Businesses may face challenges in using IoT analytics tools. Some of these challenges are –

  1. Excessive data generation and storage requirements –The aggregate data generated by thousands of IoT sensors are usually very large, thus making it expensive to manage and store such data.
  2. The complexity of data – Data from multiple IoT devices consists of different types, formats and sizes, thus making it very complex and difficult to process and clean.
  3. Security – Businesses, especially those dealing with consumer data, have to take various security measures to protect the stored IoT network data against hacking attempts and leaks.
  4. Inaccurate data – Faulty IoT devices lead to inaccurate measurements, thereby messing up the analysis of such data. When you have faulty IoT devices at large, the insights offered by IoT analytics tools become unreliable.
  5. Building a competent data analysis team – Businesses need to hire data scientists and analysts to run analytical techniques on the IoT data and derive actionable insights.

IoT Analytics: Use Cases

IoT analytics are useful in many ways, such as:

  1. Predictive maintenance of machines – IoT analytics can predict when machines will break down. Businesses can use such predictions to conduct maintenance activities before such breakdowns actually occur.
  2. Facilitating updates to consumer product software – IoT analytics can alert businesses when consumer products are malfunctioning.
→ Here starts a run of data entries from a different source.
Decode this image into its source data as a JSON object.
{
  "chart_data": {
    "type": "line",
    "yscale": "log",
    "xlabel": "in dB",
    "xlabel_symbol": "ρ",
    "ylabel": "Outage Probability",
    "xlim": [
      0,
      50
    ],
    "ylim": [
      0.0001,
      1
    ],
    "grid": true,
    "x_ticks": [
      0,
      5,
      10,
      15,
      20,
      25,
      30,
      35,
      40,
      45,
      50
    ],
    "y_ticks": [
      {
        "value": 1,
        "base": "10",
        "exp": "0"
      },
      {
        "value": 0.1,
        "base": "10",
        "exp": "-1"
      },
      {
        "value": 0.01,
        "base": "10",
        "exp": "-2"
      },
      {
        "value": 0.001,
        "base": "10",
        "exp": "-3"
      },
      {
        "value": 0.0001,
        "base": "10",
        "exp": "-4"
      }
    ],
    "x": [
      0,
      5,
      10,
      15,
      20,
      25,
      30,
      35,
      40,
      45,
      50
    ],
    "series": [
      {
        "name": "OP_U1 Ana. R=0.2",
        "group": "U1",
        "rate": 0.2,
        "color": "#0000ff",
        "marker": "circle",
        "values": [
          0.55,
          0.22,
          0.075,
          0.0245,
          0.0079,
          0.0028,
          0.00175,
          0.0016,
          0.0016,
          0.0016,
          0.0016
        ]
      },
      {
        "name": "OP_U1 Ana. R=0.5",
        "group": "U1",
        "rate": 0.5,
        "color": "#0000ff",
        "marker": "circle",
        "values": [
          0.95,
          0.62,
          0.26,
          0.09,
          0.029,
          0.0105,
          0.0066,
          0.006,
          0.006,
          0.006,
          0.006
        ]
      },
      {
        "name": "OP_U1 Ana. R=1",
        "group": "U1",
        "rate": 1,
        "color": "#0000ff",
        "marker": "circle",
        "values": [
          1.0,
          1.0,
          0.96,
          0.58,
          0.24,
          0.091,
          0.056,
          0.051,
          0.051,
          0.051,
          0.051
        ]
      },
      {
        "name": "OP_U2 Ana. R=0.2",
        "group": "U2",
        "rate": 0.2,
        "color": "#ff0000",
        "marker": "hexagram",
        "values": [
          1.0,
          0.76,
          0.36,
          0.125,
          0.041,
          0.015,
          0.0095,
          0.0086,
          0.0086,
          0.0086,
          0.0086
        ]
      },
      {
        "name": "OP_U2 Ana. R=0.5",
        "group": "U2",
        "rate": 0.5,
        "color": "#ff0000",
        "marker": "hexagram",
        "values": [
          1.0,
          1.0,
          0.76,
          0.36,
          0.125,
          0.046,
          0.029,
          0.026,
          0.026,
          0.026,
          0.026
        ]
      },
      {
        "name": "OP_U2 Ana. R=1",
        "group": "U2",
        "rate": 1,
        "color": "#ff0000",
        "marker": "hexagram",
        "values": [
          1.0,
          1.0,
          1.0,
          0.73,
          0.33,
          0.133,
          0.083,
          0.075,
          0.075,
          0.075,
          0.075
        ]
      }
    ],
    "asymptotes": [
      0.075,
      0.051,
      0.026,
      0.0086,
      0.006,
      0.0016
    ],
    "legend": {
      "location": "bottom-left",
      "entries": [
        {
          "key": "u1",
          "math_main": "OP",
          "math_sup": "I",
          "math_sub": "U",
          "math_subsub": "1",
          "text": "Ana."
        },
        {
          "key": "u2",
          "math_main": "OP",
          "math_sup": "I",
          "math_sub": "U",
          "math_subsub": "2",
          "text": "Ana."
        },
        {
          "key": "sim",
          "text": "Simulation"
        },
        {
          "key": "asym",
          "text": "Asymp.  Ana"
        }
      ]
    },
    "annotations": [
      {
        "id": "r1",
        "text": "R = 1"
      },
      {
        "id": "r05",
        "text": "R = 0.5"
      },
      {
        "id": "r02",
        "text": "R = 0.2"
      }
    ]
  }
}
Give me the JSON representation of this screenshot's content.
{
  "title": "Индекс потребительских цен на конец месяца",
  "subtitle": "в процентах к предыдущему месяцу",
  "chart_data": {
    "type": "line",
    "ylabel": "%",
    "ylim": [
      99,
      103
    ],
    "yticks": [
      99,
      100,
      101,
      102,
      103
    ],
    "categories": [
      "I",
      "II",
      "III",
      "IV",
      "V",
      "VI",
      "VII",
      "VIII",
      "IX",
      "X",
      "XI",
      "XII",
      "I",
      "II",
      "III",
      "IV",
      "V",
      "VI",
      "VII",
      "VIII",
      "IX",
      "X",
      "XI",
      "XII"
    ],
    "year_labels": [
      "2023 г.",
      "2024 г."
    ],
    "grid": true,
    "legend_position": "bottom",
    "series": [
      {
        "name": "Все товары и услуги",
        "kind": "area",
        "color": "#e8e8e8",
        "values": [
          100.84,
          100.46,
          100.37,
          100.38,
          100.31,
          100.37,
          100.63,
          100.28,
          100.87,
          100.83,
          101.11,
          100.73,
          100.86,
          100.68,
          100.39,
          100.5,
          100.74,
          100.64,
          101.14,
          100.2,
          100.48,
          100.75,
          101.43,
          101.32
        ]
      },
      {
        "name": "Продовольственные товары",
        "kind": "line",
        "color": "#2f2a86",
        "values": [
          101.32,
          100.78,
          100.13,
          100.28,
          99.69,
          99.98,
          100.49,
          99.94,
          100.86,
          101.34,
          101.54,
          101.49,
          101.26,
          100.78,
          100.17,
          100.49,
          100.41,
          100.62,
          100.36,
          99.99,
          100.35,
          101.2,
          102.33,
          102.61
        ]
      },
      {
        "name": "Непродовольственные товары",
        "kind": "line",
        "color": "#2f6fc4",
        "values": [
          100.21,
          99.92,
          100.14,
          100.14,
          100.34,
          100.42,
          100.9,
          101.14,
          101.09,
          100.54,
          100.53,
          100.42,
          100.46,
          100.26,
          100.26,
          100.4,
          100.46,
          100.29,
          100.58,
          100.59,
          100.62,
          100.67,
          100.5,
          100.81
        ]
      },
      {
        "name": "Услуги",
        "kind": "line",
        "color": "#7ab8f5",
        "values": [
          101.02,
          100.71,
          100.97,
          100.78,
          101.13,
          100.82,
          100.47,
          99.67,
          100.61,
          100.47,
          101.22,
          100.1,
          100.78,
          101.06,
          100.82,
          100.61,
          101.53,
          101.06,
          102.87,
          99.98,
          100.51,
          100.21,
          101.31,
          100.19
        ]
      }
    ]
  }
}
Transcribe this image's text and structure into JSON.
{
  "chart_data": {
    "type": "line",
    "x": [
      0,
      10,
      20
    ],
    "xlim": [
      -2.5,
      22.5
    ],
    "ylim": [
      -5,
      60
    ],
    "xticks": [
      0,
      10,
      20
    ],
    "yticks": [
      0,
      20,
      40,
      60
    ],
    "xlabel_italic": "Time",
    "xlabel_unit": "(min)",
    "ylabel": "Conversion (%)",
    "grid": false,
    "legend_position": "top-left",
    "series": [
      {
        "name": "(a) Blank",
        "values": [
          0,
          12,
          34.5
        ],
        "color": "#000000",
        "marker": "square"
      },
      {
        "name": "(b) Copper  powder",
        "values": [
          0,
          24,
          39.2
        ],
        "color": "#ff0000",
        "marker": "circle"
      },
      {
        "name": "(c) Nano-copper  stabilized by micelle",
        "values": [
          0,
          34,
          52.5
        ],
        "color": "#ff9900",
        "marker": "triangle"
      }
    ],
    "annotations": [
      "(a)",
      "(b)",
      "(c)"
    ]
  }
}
Businesses can react quickly and update the consumer product software via on the air updates.
  3. Tracking inventory – IoT analytics help businesses track shelf inventory and avoid situations, such as stockouts.

How to select an IoT analytics tool?

Clearly, IoT analytics is empowering businesses to become agile and respond faster to rapidly changing business environments. Given the challenges involved in using IoT analytics tools, businesses need to be careful when trying to select an IoT analytics tool. The following factors can help them make a sensible decision –

  1. Integration with Enterprise apps – IoT analytics tools need to have the capability of integrating with enterprise apps used by the business. This enables businesses to manage their data across multiple apps seamlessly.
  2. Security – IoT analytics tools need to have built-in security features. For example, the Airtel IoT hub provides telco-grade security for IoT data with a dedicated private network.
  3. Cloud-based – Cloud-based analytics tools are much cheaper to use as the data is stored on cloud servers.
  4. Customization – IoT analytics tools should give users the option to run custom analytic techniques as well as create custom dashboards for data management.

By keeping these factors in mind, businesses can extract the full potential of IoT analytics and mitigate the challenges in implementation.